Good Ol’ Girls (BullMoose Pictures, Tal Vez Entertainment)
Best TV Western Series
Lawmen: Bass Reeves (Paramount +)
David Oyelowo stars as the man who made the journey from slave to struggling farmer to one of the most effective and fair lawmen in the history of the West, Bass Reeves.
The English (Prime Video)
Best TV Western Movie
The Warrant: Breaker’s Law (INSP)
U.S. Marshall Breaker (Neal McDonough) and his deputy (Gregory Cruz) are transporting a prisoner for trial when they find themselves trapped in a town under siege.
Far Haven (INSP)
Best Western to Stream
Outlaw Johnny Black
In this half Western and half Western Spoof, Michael Jai White stars as Johnny Black, a gunman hunting the man who murdered his father.
The Counterfeit Kid (Falcon 85 Films)
Best Blu-Ray Western Movie
Will Penny (Kino Lorber)
Writer/Director Tom Gries’s masterpiece stars Charlton Heston as an aging cowboy who finds a woman (Joan Hackett) and her son living in his lineman’s cabin, and a lunatic (Donald Pleasance) who wants him dead.
Nevada Smith (Kino Lorber)
Best Western Movie Collection
The Ranown Westerns: Five Films Directed by Budd Boetticher (Criterion Collection)
Mostly shot in Lone Pine, and stunningly restored, these five low-budget Westerns starred Randolph Scott at nearly 60. Most were written by Burt Kennedy, all were directed by Budd Boetticher, and the films were the high watermark for all their careers.
The Cisco Kid 13-Film Western Movie Collection (VCI Entertainment)
Best TV DVD
Bonanza: The Official Complete Series (Paramount/CBS)
All 14 seasons, all 431 episodes of the ground-breaking Western that had the entire family gathered around their first color TV for years, are beautifully restored from 35mm camera negatives, and presented in one immense set, with commentaries and a whole disk of amazing special features.
Dark Winds (AMC)
Best Silent Western
Tom Mix in Sky High and The Big Diamond Robbery (Undercrank Productions)
Ben Model’s exciting piano and organ scores are icing on the cake for this terrific Mix double-feature, with Sky High featuring spectacular photography in the Grand Canyon.
Hoot Gibson in Chip of the Flying U (Alpha Video)
Best Foreign Western
The Head of Joaquin Murietta (Mexico, Prime Video)
While it has precious little to do with the life or even the legend of Joaquin Murietta, this eight-part series is elegantly shot, full of style and action, bravado and fun.
Best Western Film Festival
Lone Pine Film Festival,
Lone Pine, CA
The Western film fest debuted in 1990 and ever since has been one of the most popular and well-attended fests by stars and fans alike.
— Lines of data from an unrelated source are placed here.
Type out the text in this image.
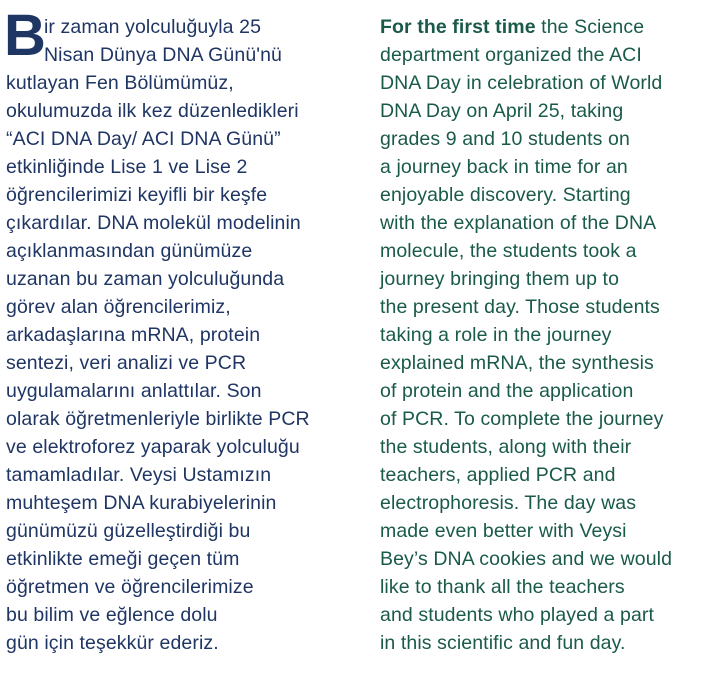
B
ir zaman yolculuğuyla 25
Nisan Dünya DNA Günü'nü
kutlayan Fen Bölümümüz,
okulumuzda ilk kez düzenledikleri
“ACI DNA Day/ ACI DNA Günü”
etkinliğinde Lise 1 ve Lise 2
öğrencilerimizi keyifli bir keşfe
çıkardılar. DNA molekül modelinin
açıklanmasından günümüze
uzanan bu zaman yolculuğunda
görev alan öğrencilerimiz,
arkadaşlarına mRNA, protein
sentezi, veri analizi ve PCR
uygulamalarını anlattılar. Son
olarak öğretmenleriyle birlikte PCR
ve elektroforez yaparak yolculuğu
tamamladılar. Veysi Ustamızın
muhteşem DNA kurabiyelerinin
günümüzü güzelleştirdiği bu
etkinlikte emeği geçen tüm
öğretmen ve öğrencilerimize
bu bilim ve eğlence dolu
gün için teşekkür ederiz.
For the first time the Science
department organized the ACI
DNA Day in celebration of World
DNA Day on April 25, taking
grades 9 and 10 students on
a journey back in time for an
enjoyable discovery. Starting
with the explanation of the DNA
molecule, the students took a
journey bringing them up to
the present day. Those students
taking a role in the journey
explained mRNA, the synthesis
of protein and the application
of PCR. To complete the journey
the students, along with their
teachers, applied PCR and
electrophoresis. The day was
made even better with Veysi
Bey’s DNA cookies and we would
like to thank all the teachers
and students who played a part
in this scientific and fun day.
Held the first weekend in October, the festival showcases productions made in the Eastern Sierra, a legacy of filmmaking that goes back more than a century. Each year a major lineup of actors, writers, directors, producers and family members of filmmakers provide unique insights into the history of cinema along with special events and screenings.